There is an unmet need for residency curricula to prepare general surgery residents for “real world”, non-clinical skills, including navigating healthcare systems, finance, and membership23. A 2019 study of program directors and chief residents in general surgery identified “coding and billing” as the most important non-clinical topic that should be formally taught during residency. Some studies have incorporated more formal educational sessions on operative dictation with notable improvements [1, 5, 10, 11, 22]. Interventions have ranged from teaching sessions with accompanying examples to the incorporation of synoptic reports. While dictation templates may provide organization, structure, and reminders of required content, synoptic reporting may also rob learners of the necessary recall, organizing, and explanation of procedures that help them better understand and integrate the reasons for, and performance steps of, operative procedures. In addition, the long-term effects of these educational interventions are unknown. However, by focusing on broader themes (i.e., billable differences, and clinical and surgical reasoning), as identified within this study, we would enhance learners' foundational knowledge of both the necessary components in operative dictations and the indications and steps of procedures. Clinical and surgical reasoning differences between attending- and resident-authored notes, in particular, may reveal deficits in the “following” of intraoperative decision-making by the trainee. When identified, these pose valuable opportunities for discussion to enhance resident understanding of decision-making.

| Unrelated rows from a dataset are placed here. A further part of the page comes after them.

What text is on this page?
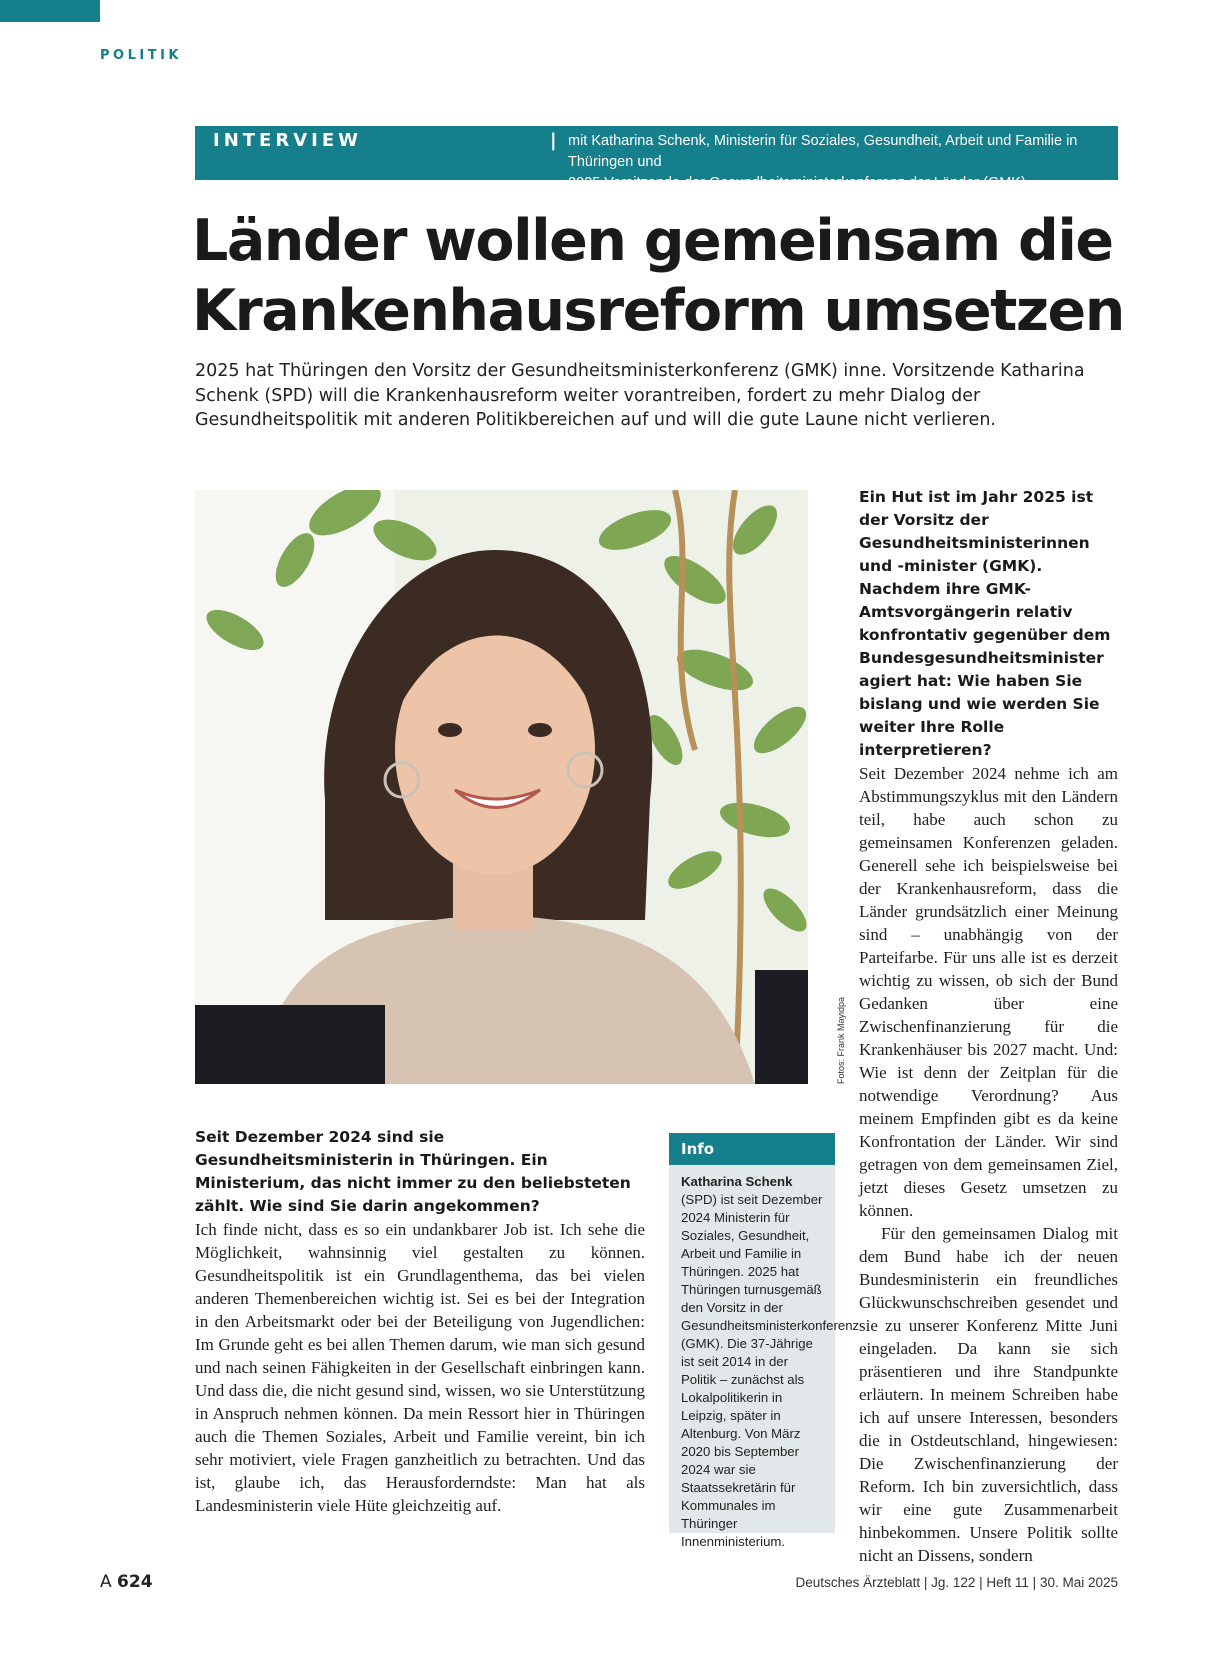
POLITIK
INTERVIEW	| mit Katharina Schenk, Ministerin für Soziales, Gesundheit, Arbeit und Familie in Thüringen und
2025 Vorsitzende der Gesundheitsministerkonferenz der Länder (GMK)
Länder wollen gemeinsam die
Krankenhausreform umsetzen

2025 hat Thüringen den Vorsitz der Gesundheitsministerkonferenz (GMK) inne. Vorsitzende Katharina Schenk (SPD) will die Krankenhausreform weiter vorantreiben, fordert zu mehr Dialog der Gesundheitspolitik mit anderen Politikbereichen auf und will die gute Laune nicht verlieren.

Fotos: Frank Mayidpa

Seit Dezember 2024 sind sie Gesundheitsministerin in Thüringen. Ein Ministerium, das nicht immer zu den beliebsteten zählt. Wie sind Sie darin angekommen?

Ich finde nicht, dass es so ein undankbarer Job ist. Ich sehe die Möglichkeit, wahnsinnig viel gestalten zu können. Gesundheitspolitik ist ein Grundlagenthema, das bei vielen anderen Themenbereichen wichtig ist. Sei es bei der Integration in den Arbeitsmarkt oder bei der Beteiligung von Jugendlichen: Im Grunde geht es bei allen Themen darum, wie man sich gesund und nach seinen Fähigkeiten in der Gesellschaft einbringen kann. Und dass die, die nicht gesund sind, wissen, wo sie Unterstützung in Anspruch nehmen können. Da mein Ressort hier in Thüringen auch die Themen Soziales, Arbeit und Familie vereint, bin ich sehr motiviert, viele Fragen ganzheitlich zu betrachten. Und das ist, glaube ich, das Herausforderndste: Man hat als Landesministerin viele Hüte gleichzeitig auf.

Info
Katharina Schenk
(SPD) ist seit Dezember 2024 Ministerin für Soziales, Gesundheit, Arbeit und Familie in Thüringen. 2025 hat Thüringen turnusgemäß den Vorsitz in der Gesundheitsministerkonferenz (GMK). Die 37-Jährige ist seit 2014 in der Politik – zunächst als Lokalpolitikerin in Leipzig, später in Altenburg. Von März 2020 bis September 2024 war sie Staatssekretärin für Kommunales im Thüringer Innenministerium.

Ein Hut ist im Jahr 2025 ist der Vorsitz der Gesundheitsministerinnen und -minister (GMK). Nachdem ihre GMK-Amtsvorgängerin relativ konfrontativ gegenüber dem Bundesgesundheitsminister agiert hat: Wie haben Sie bislang und wie werden Sie weiter Ihre Rolle interpretieren?

Seit Dezember 2024 nehme ich am Abstimmungszyklus mit den Ländern teil, habe auch schon zu gemeinsamen Konferenzen geladen. Generell sehe ich beispielsweise bei der Krankenhausreform, dass die Länder grundsätzlich einer Meinung sind – unabhängig von der Parteifarbe. Für uns alle ist es derzeit wichtig zu wissen, ob sich der Bund Gedanken über eine Zwischenfinanzierung für die Krankenhäuser bis 2027 macht. Und: Wie ist denn der Zeitplan für die notwendige Verordnung? Aus meinem Empfinden gibt es da keine Konfrontation der Länder. Wir sind getragen von dem gemeinsamen Ziel, jetzt dieses Gesetz umsetzen zu können.

Für den gemeinsamen Dialog mit dem Bund habe ich der neuen Bundesministerin ein freundliches Glückwunschschreiben gesendet und sie zu unserer Konferenz Mitte Juni eingeladen. Da kann sie sich präsentieren und ihre Standpunkte erläutern. In meinem Schreiben habe ich auf unsere Interessen, besonders die in Ostdeutschland, hingewiesen: Die Zwischenfinanzierung der Reform. Ich bin zuversichtlich, dass wir eine gute Zusammenarbeit hinbekommen. Unsere Politik sollte nicht an Dissens, sondern

A 624	Deutsches Ärzteblatt | Jg. 122 | Heft 11 | 30. Mai 2025
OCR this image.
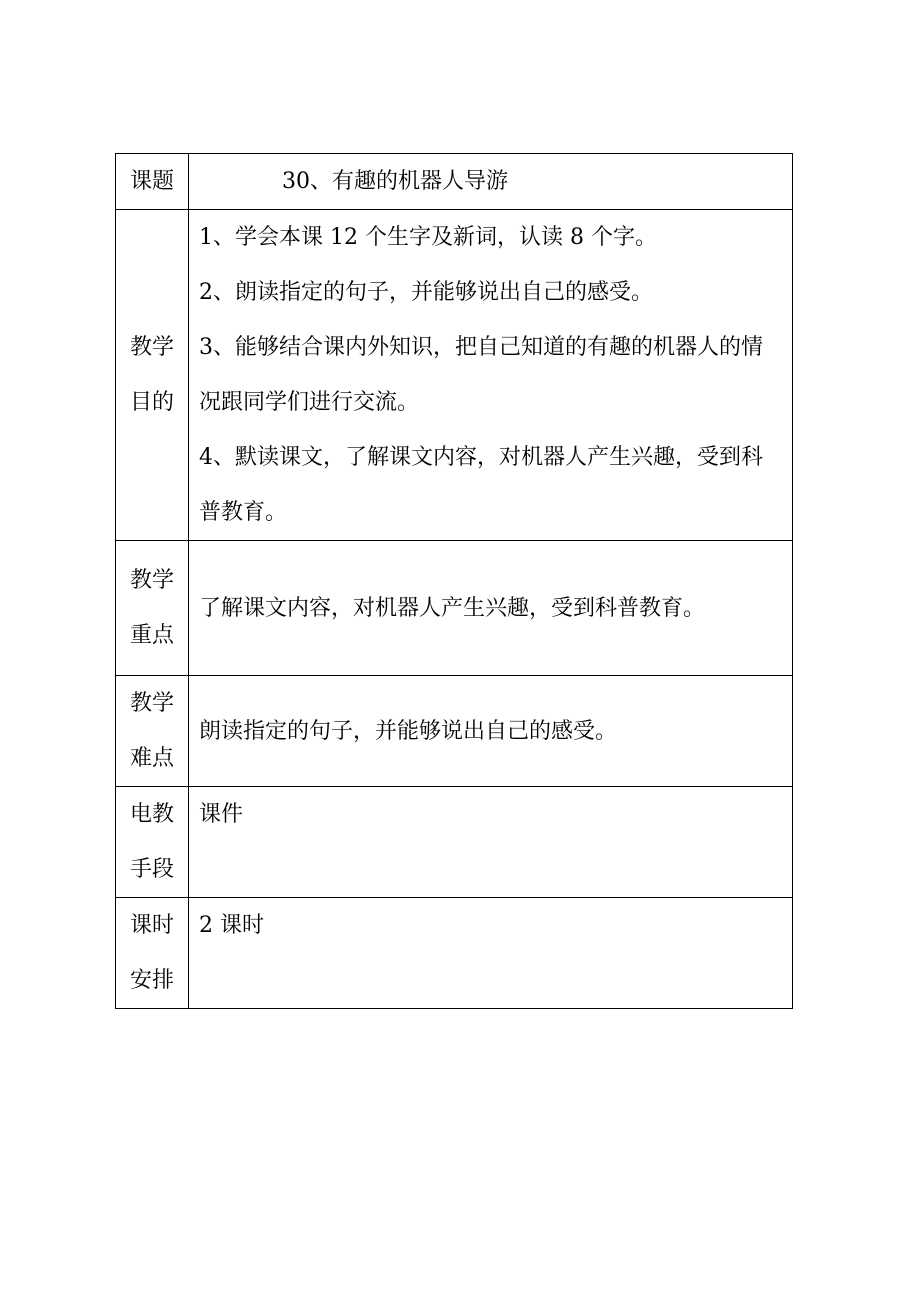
课题	30、有趣的机器人导游

教学目的	1、学会本课 12 个生字及新词，认读 8 个字。
2、朗读指定的句子，并能够说出自己的感受。
3、能够结合课内外知识，把自己知道的有趣的机器人的情况跟同学们进行交流。
4、默读课文，了解课文内容，对机器人产生兴趣，受到科普教育。

教学重点	了解课文内容，对机器人产生兴趣，受到科普教育。

教学难点	朗读指定的句子，并能够说出自己的感受。

电教手段	课件

课时安排	2 课时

Salaried, trained billing coders applied codes to all operations during both pre- and post-policy periods, but our study is limited by our inability to adjust for coder experience, as some billable items were notably not billed when they were described in the body of the operative report but not listed in the procedure list. In addition, divisions with recent faculty turnover were underrepresented (e.g., one division in which 5 attending surgeons were included and 13 attendings excluded). There may have also been confounders between the fiscal years studied. For example, while the overall case number and complexity were similar between the two fiscal years, the impact of the COVID-19 pandemic on elective surgeries during FY2022 may have inadvertently impacted case distributions. The greater sensitivity of the KS test may also make our study more prone to Type I errors. Finally, we note that the fiscal comparison performed was between attending-edited resident dictations and attending dictations; there would likely have been even higher billing differences in the absence of attending review of resident dictations.

This study is one of the first to evaluate the financial impact of resident operative dictation as well as qualitatively explore differences between resident and attending dictations. Differences remained minimal and primarily involved billable items and clinical and surgical reasoning. Future educational interventions should therefore focus on these themes. For example, clinical leaders in each subspecialty should share significant billable items for residents to note during their operative dictations. Clinical and surgical reasoning should be discussed before, during, and after procedures to advance residents’ clinical reasoning skills. Once residents have dictated or written operative reports, attending revisions should be discussed and presented directly as feedback. We recommend incorporating billable components and clinical reasoning into educational curricula on operative documentation, alongside a formal feedback mechanism, to serve simultaneous purposes of strengthening resident education while increasing operative dictation accuracy.

Conclusion

Operative dictation is a valuable educational tool for residents to review operative steps and clinical decision-making. Mixed-method analysis of differences between resident- and attending-dictated operative notes demonstrated meaningful differences in billable items and clinical and surgical reasoning. Incorporating formal resident education emphasizing billable items and clinical reasoning in operative dictations is necessary to prepare residents for independent practice.